Atlanta has been labeled the capital of the New South. The cosmopolitan hub offers world-class restaurants, a plethora of art and culture, and all the benefits that one would expect from living in a big city. After living in ‘Hotlanta' for 12 years, I can vouch: there's a host of reasons to call this city home, but not every aspect about life in the Georgia capital is positive. If you're stewing over making a move there, read on for the pros and cons of living in Atlanta before you pack your bags and toss any belongings into storage.
If you're looking for a city with a stable job market, Atlanta is a viable choice. Except for the recession years that began in 2007, the city has maintained its spot as one of the country's most thriving economies. With 16 Fortune 500 companies including Home Depot, Delta Airlines, and UPS, Atlanta features a plethora of opportunity in various industries.
Charming in-town neighborhoods
Virginia-Highland, Inman Park, Grant Park, and Decatur among others are some of the best neighborhoods in Atlanta to live because of shopping and dining options as well as beautiful historic districts. These areas also happen to be somewhat walkable, a real bonus in a city plagued by horrific traffic.

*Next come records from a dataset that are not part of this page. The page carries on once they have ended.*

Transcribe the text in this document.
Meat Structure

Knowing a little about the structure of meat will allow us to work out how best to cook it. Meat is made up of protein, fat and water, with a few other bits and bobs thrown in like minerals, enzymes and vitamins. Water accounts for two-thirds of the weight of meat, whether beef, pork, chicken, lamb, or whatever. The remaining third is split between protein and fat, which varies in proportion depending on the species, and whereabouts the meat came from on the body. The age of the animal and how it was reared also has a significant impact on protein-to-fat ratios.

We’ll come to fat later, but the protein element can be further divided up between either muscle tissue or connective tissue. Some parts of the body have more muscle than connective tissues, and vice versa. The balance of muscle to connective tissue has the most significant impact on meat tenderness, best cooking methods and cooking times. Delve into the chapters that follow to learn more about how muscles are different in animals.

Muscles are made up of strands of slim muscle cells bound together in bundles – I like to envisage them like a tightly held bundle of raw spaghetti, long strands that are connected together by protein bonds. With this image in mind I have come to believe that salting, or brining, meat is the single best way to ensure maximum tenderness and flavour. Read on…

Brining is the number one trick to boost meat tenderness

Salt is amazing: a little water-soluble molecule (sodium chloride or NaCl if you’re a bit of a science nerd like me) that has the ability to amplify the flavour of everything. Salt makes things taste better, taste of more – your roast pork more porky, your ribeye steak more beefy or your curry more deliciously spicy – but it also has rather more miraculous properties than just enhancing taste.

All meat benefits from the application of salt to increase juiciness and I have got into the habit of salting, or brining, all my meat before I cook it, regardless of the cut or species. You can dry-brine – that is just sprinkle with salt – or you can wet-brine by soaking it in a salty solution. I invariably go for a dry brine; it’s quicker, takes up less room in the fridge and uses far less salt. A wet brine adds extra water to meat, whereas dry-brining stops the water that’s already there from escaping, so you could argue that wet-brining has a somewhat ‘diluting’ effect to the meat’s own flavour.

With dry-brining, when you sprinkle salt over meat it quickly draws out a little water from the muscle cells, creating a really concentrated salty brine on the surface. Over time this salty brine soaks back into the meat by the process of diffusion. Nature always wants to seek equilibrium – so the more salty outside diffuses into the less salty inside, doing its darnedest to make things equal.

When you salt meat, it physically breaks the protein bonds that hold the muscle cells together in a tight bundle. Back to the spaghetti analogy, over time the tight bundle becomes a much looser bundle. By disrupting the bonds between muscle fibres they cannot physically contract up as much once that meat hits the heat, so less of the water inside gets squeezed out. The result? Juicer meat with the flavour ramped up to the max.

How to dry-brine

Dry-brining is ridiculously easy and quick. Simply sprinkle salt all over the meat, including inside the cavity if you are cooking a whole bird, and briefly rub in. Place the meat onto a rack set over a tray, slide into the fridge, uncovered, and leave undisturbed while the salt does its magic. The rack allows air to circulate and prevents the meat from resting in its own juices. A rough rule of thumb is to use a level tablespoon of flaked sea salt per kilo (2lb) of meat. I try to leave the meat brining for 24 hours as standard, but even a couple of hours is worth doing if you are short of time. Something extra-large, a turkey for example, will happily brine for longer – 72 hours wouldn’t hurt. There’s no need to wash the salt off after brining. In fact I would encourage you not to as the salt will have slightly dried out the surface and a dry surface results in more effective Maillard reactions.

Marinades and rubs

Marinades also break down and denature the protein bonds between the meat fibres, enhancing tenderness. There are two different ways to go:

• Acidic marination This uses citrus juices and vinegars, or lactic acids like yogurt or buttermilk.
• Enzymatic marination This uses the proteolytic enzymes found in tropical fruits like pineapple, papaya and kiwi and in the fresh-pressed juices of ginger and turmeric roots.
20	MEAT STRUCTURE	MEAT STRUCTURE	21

Milder winters than other areas of the US
Atlanta doesn't miss the cold entirely, but winters are shorter, and overall, milder than the Northeast and Midwest. It's likely that daytime temperatures will heat up to the 50s and 60s, while overnights can dip into the 20s and 30s. Even when temps go below freezing, you can count on a warming trend shortly.
The reasonable cost of living
Homebuyers get a lot of bang for their buck since the cost of living in Atlanta is pretty reasonable, and renters can count on paying less than many other major cities. Taxes are lower than some other big cities too, but owning a car is a given because public transit remains limited, so you will have to factor that expense into your monthly budget.
This massive project aims to connect 45 in-town neighborhoods by a 22-mile streetcar loop that includes 33 miles of trails and 2,000 public parks. The Beltline serves as a place to walk, run, and bike and provides regional transportation for the community as well as public art projects. The development of The Atlanta BeltLine is ongoing and scheduled to complete in 2030.
Tons to see and do
Atlanta has always had a robust dining scene, and the city's restaurants continue to impress. Music, sports (home of the Atlanta Braves, Hawks and Falcons), craft beer, nightclubs, comedy, museums, art galleries – you'll find a little bit of everything, so you'll never run short on things to do in Atlanta.
Not entirely walkable
Atlanta is a driving city and offers limited public transit, so owning a car is a must. Certain in-town neighborhoods such as Virginia Highlands and Decatur are within a walk of some of the city's best shops and restaurants, but locals still need a car to leave their neighborhoods. If a pedestrian-friendly city is high on your wish list, then Atlanta isn't the right city for you.
Minimal public transportation
Riding MARTA is "SMARTA" but it doesn't reach much of Metro Atlanta. The commute can also take almost as long as driving since stations are spread out (you'll have to walk or drive to the train station and park before riding the train to your destination). Hence, why most Atlantans opt to drive everywhere and don't ride MARTA.
This land-locked city stretches nearly 50 miles in all directions. The metropolitan area encompasses more than 8,000 square miles, a land area similar to the state of Massachusetts. With now 14 counties and 50 municipalities, Metro Atlanta will continue to grow, which means that traffic (up next) can only worsen.
Driving in Atlanta is not for the faint of heart. Bearing in mind the number of vehicles on the road each day, it's no surprise that traffic in Atlanta is some of the worst in the nation. Morning rush hour begins as early as 4 a.m. and runs about six hours. Evening rush starts around 3:30 and can easily last until 8 p.m. The downtown connector can bottleneck at any hour of the day, which means you could be in for traffic as late as 10 or 11 p.m. after a night out on the town.
Brutally hot summers
July and August are brutal months in Atlanta when temperatures can reach the 90s or 100s, and humidity can hang above 70%. In the summertime, Atlantans live in air conditioning and limit outdoor activities. If you prefer hot, humid days and sultry summer nights, then the Dogwood City should be high on your list of places to consider living.
It doesn’t snow often, but when it does…
Because Atlanta isn't prepared for winter weather, the city shuts down when the white stuff (or worse, ice) starts falling, making for dangerous driving conditions. While it doesn't snow very often, when it does, snuggle up at home and stay off the roads.